SAP cloudEnterprise software giant SAP reported first-quarter results that, like IBM, fell well short of market expectations. However, the company says much of the revenue shortfall is down to currency, not poor sales.

Meanwhile, it says its shift to the cloud is progressing with its software-as-a-service business growing profitably. Total revenue from cloud services is up 38 percent, although it is still relatively small only accounting for six percent of total revenue.

SAP was ahead of the enterprise computing old guard with its cloud investments. The company has tipped almost US$8 billion into buying up cloud businesses including paying more than US$4 billion for Aruba, a cloud-based business data specialist.

Nevertheless, like rivals Oracle, SAP faces challenges from cloud software companies eating into its once lucrative core business.

SAP brought its cloud services to New Zealand last year. At the time the company, which in the past has mainly sold software to huge corporations, said it is now targeted smaller businesses with its cloud services.

What do IBM, Dell, HP, Oracle and SAP have in common? All are mature technology companies – the youngest is Dell formed in 1984 – and they all bank on cloud computing getting them out of the doldrums.

There are a few things wrong with that idea.

First, it was cloud computing that got them into trouble in the first place. Hardware sales, particularly servers, fell as companies switched applications and processing to the cloud.

Cloud-hosted applications disrupt high-end software. It challenges high-margins, undermines the need for infrastructure and support that allows software giants to get away with huge costs.
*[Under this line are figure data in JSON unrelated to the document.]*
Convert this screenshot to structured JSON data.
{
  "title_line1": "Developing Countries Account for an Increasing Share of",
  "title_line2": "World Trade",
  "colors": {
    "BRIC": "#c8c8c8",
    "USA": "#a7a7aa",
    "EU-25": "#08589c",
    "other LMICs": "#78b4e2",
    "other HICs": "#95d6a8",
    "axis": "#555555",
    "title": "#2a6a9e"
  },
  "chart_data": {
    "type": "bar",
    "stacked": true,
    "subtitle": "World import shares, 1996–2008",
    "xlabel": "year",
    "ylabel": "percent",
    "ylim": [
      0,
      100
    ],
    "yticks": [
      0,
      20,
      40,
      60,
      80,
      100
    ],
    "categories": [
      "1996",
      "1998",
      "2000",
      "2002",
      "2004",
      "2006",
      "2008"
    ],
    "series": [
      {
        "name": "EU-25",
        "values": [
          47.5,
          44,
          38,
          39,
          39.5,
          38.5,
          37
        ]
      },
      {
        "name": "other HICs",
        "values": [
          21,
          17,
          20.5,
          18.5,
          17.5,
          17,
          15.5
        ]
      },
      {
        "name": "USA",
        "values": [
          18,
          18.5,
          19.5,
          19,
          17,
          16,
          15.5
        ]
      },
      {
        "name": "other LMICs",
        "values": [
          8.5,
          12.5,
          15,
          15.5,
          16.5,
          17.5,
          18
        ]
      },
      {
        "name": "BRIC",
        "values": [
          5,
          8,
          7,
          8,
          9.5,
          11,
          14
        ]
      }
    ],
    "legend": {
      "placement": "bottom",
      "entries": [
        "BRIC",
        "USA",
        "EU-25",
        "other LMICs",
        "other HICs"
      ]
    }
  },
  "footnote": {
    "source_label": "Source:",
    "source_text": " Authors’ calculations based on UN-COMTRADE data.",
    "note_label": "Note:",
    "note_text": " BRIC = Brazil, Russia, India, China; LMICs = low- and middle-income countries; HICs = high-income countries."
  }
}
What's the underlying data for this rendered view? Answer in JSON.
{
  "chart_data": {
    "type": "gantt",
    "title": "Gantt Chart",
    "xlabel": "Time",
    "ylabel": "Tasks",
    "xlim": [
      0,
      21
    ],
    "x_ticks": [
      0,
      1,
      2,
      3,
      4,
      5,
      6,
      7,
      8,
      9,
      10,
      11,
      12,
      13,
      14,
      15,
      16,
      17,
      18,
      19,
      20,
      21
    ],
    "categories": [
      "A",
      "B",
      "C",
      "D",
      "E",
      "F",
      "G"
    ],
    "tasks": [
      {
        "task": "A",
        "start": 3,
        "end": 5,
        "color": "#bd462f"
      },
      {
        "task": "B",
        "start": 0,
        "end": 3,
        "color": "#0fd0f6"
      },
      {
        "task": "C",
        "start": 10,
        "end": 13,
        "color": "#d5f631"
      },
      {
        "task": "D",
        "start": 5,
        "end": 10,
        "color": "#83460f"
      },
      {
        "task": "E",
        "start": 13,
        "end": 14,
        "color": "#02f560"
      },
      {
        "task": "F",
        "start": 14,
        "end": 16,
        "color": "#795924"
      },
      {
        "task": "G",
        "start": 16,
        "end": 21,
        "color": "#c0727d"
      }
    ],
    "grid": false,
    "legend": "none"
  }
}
Oracle, originally a software company but since buying Sun Microsystems with a large hardware business, is in a more nuanced position. It lost server sales to cloud computing while its software business is challenged by nimble, commoditised cloud-based apps. SAP faces just the app challenge.

Second, the old school companies have enjoyed relatively high margins in at least parts of their businesses. Even Dell’s commodity hardware margins were higher than the wafer-thin margins Amazon squeezes from its IaaS – infrastructure as a service – business.

Cloud needs scale

Amazon makes money because of scale. Huge scale. According to Gartner, the company has five times the IaaS capacity of the next 14 competitors added together.

The economics of scale mean each additional customer is cheaper to serve and sheer market size cuts the cost of acquiring customers.

Amazon’s scale means it sits bestride the cloud market like a colossus.

Third, Amazon has a huge first-mover advantage. That’s always a problem when any new technology comes along. It’s a bigger problem than usual with the cloud where being first means being ready to meet demand while others are still building capacity.

It means learning how to make savings – Amazon has dropped cloud prices 40-odd times in eight years of operation.  Do IBM, Oracle and SAP want to follow Amazon down that path?


It also scores because it doesn’t have any legacy. There are no existing business or customer contracts to protect. Apart from anything else, this means Amazon is quick to innovate, there’s nothing to lose from moving fast. And that’s scary for competitors.

None of the would-be cloud giants can move without pain. In many cases, the pain involves converting high-value, high-margin products and services into commodities. There’s no path around this, but it will make it harder for them to bite the bullet.

Fourth, Cloud computing leaves little room for differentiation.  IBM, Oracle, HP and SAP all think they can add value, perhaps they can do a little around the edges, but on the whole, customers aren’t willing to pay for it when the alternatives are almost as sophisticated, but an order of magnitude cheaper.

To sum up: The big IT companies have little alternative to head to the cloud, their customers are going there with or without them.

Whether they can maintain customer relationships, add value and continue to prosper is far from given. You’d have to pick that one or more of the brands, IBM, Dell, Oracle, HP and SAP, isn’t going to make the transition.